You are cordially invited to the eighth annual
Ronald Reagan Intelligence Lecture
on the topic of
Steele Dossier: The Counterintelligence Investigation of 2016
Mr. Paul Schilling
Adjunct Professor, IWP
Tuesday, April 23rd
4:00 – 5:00 PM
The Institute of World Politics
1521 16th Street NW
This event will be off the record.
About the Lecture: The Steele Dossier figured prominently in the initial 2016 Trump Presidential campaign counterintelligence investigation, which was later subsumed into the recently-concluded Mueller investigation. However, questions continue to be been raised about the Dossier’s intelligence value and whether its partisan underpinnings ought to have precluded its use in an intelligence effort. Drawing upon intelligence standards set by such events as the WMD Commission report, the Church Committee reports, and President Reagan’s Executive Order on Intelligence Activities, Mr. Paul Schilling will offer some answers to those questions.

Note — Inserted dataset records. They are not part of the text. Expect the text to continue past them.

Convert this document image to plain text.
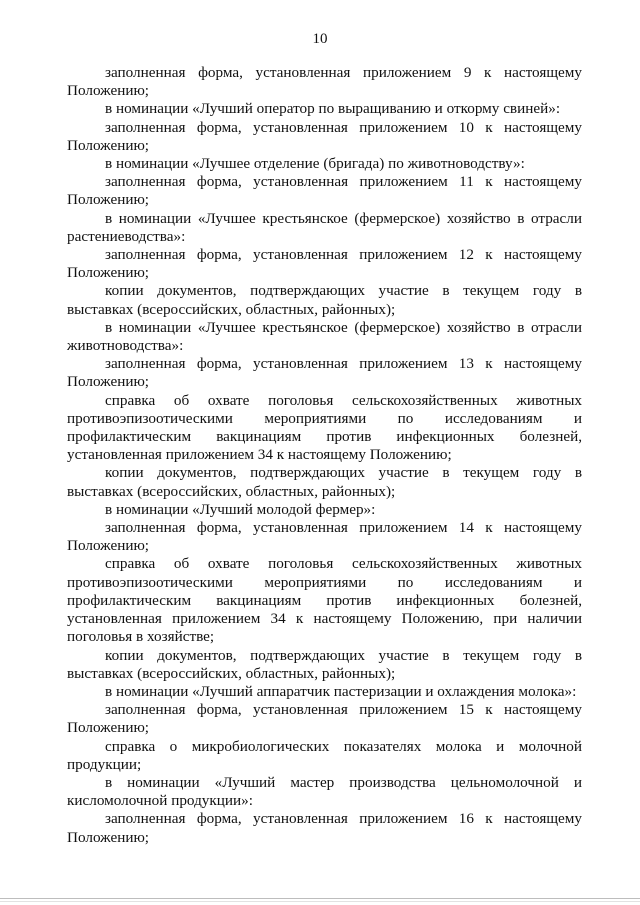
10

заполненная форма, установленная приложением 9 к настоящему Положению;

в номинации «Лучший оператор по выращиванию и откорму свиней»:

заполненная форма, установленная приложением 10 к настоящему Положению;

в номинации «Лучшее отделение (бригада) по животноводству»:

заполненная форма, установленная приложением 11 к настоящему Положению;

в номинации «Лучшее крестьянское (фермерское) хозяйство в отрасли растениеводства»:

заполненная форма, установленная приложением 12 к настоящему Положению;

копии документов, подтверждающих участие в текущем году в выставках (всероссийских, областных, районных);

в номинации «Лучшее крестьянское (фермерское) хозяйство в отрасли животноводства»:

заполненная форма, установленная приложением 13 к настоящему Положению;

справка об охвате поголовья сельскохозяйственных животных противоэпизоотическими мероприятиями по исследованиям и профилактическим вакцинациям против инфекционных болезней, установленная приложением 34 к настоящему Положению;

копии документов, подтверждающих участие в текущем году в выставках (всероссийских, областных, районных);

в номинации «Лучший молодой фермер»:

заполненная форма, установленная приложением 14 к настоящему Положению;

справка об охвате поголовья сельскохозяйственных животных противоэпизоотическими мероприятиями по исследованиям и профилактическим вакцинациям против инфекционных болезней, установленная приложением 34 к настоящему Положению, при наличии поголовья в хозяйстве;

копии документов, подтверждающих участие в текущем году в выставках (всероссийских, областных, районных);

в номинации «Лучший аппаратчик пастеризации и охлаждения молока»:

заполненная форма, установленная приложением 15 к настоящему Положению;

справка о микробиологических показателях молока и молочной продукции;

в номинации «Лучший мастер производства цельномолочной и кисломолочной продукции»:

заполненная форма, установленная приложением 16 к настоящему Положению;
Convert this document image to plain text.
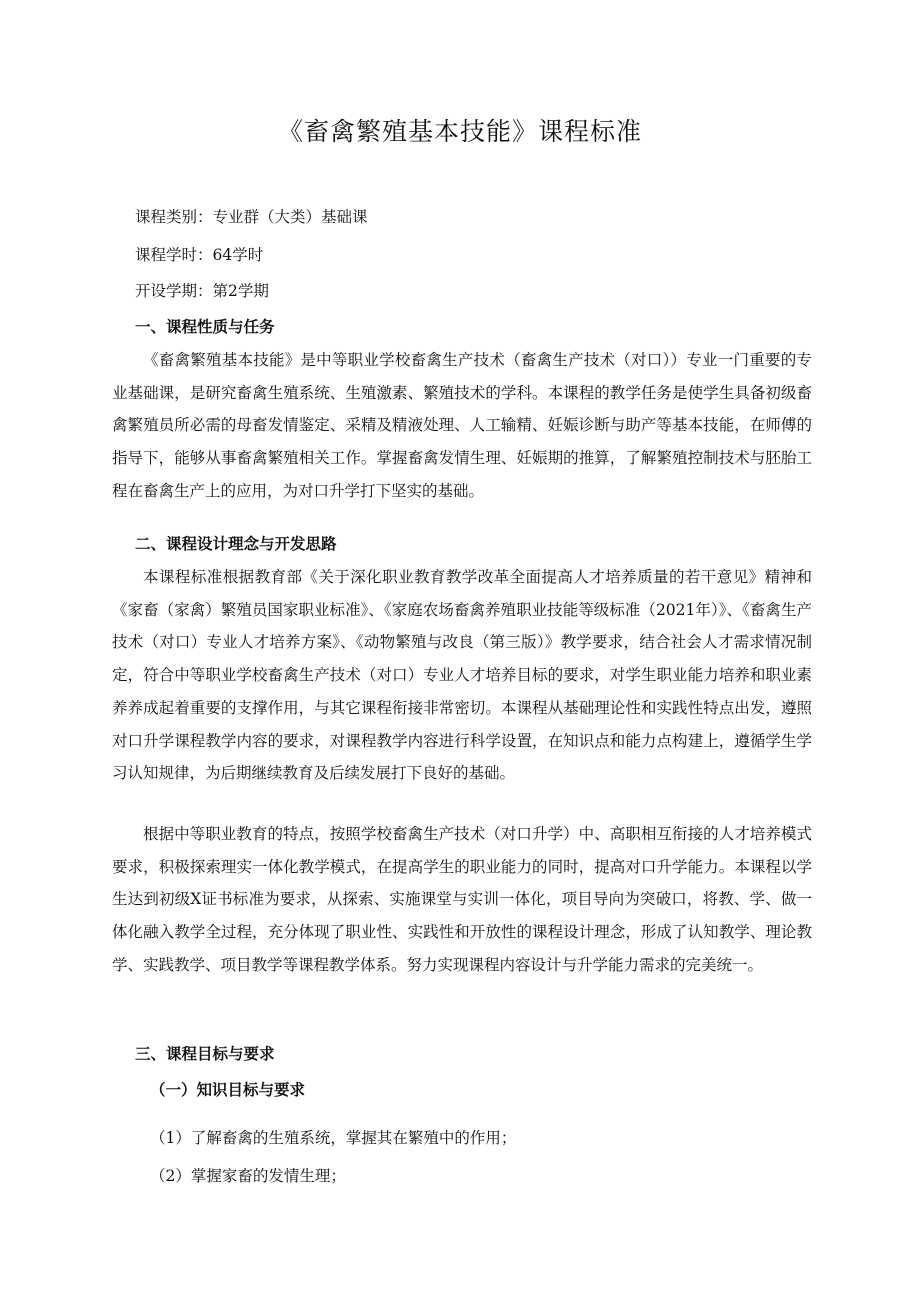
《畜禽繁殖基本技能》课程标准
课程类别：专业群（大类）基础课
课程学时：64学时
开设学期：第2学期
一、课程性质与任务
《畜禽繁殖基本技能》是中等职业学校畜禽生产技术（畜禽生产技术（对口））专业一门重要的专业基础课，是研究畜禽生殖系统、生殖激素、繁殖技术的学科。本课程的教学任务是使学生具备初级畜禽繁殖员所必需的母畜发情鉴定、采精及精液处理、人工输精、妊娠诊断与助产等基本技能，在师傅的指导下，能够从事畜禽繁殖相关工作。掌握畜禽发情生理、妊娠期的推算，了解繁殖控制技术与胚胎工程在畜禽生产上的应用，为对口升学打下坚实的基础。
二、课程设计理念与开发思路
本课程标准根据教育部《关于深化职业教育教学改革全面提高人才培养质量的若干意见》精神和《家畜（家禽）繁殖员国家职业标准》、《家庭农场畜禽养殖职业技能等级标准（2021年）》、《畜禽生产技术（对口）专业人才培养方案》、《动物繁殖与改良（第三版）》教学要求，结合社会人才需求情况制定，符合中等职业学校畜禽生产技术（对口）专业人才培养目标的要求，对学生职业能力培养和职业素养养成起着重要的支撑作用，与其它课程衔接非常密切。本课程从基础理论性和实践性特点出发，遵照对口升学课程教学内容的要求，对课程教学内容进行科学设置，在知识点和能力点构建上，遵循学生学习认知规律，为后期继续教育及后续发展打下良好的基础。
根据中等职业教育的特点，按照学校畜禽生产技术（对口升学）中、高职相互衔接的人才培养模式要求，积极探索理实一体化教学模式，在提高学生的职业能力的同时，提高对口升学能力。本课程以学生达到初级X证书标准为要求，从探索、实施课堂与实训一体化，项目导向为突破口，将教、学、做一体化融入教学全过程，充分体现了职业性、实践性和开放性的课程设计理念，形成了认知教学、理论教学、实践教学、项目教学等课程教学体系。努力实现课程内容设计与升学能力需求的完美统一。
三、课程目标与要求
（一）知识目标与要求
（1）了解畜禽的生殖系统，掌握其在繁殖中的作用；
（2）掌握家畜的发情生理；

About the Speaker: Mr. Paul Schilling is a graduate of the Georgetown School of Foreign Service and the Dickinson School of Law at Pennsylvania State University. Following graduation, Schilling served for four years as a Deputy Attorney General with the Pennsylvania Department of Justice and, then, for thirty years as an attorney in the Central Intelligence Agency’s Office of General Counsel.
Schilling’s Agency career spanned a tumultuous and challenging time for American intelligence and the CIA: the Iranian Revolution; the Iran-contra affair; the downing of Pan Am 103; the end of the Cold War; the first Gulf War; 9/11 and the global war on terrorism; the second Gulf War; and, the creation of the DNI. Providing legal advice and counsel to senior Agency officials and handling high-profile litigation and legislative matters, Mr. Schilling was privileged to help meet those challenges. His work crossed various intelligence disciplines: foreign intelligence, counterintelligence, counterterrorism, and covert action. He provided service to virtually all Agency components, including its National Clandestine Service, Counterterrorism Center, and Office of Congressional Affairs.
Since his Agency retirement, Mr. Schilling has been employed by the SAIC and LEIDOS corporations providing instructional services to U.S. government personnel. He has also taught courses on U.S. history and constitutional law to high school students. Professor Schilling is an Adjunct Professor at IWP, where teaches “Intelligence and the Law.”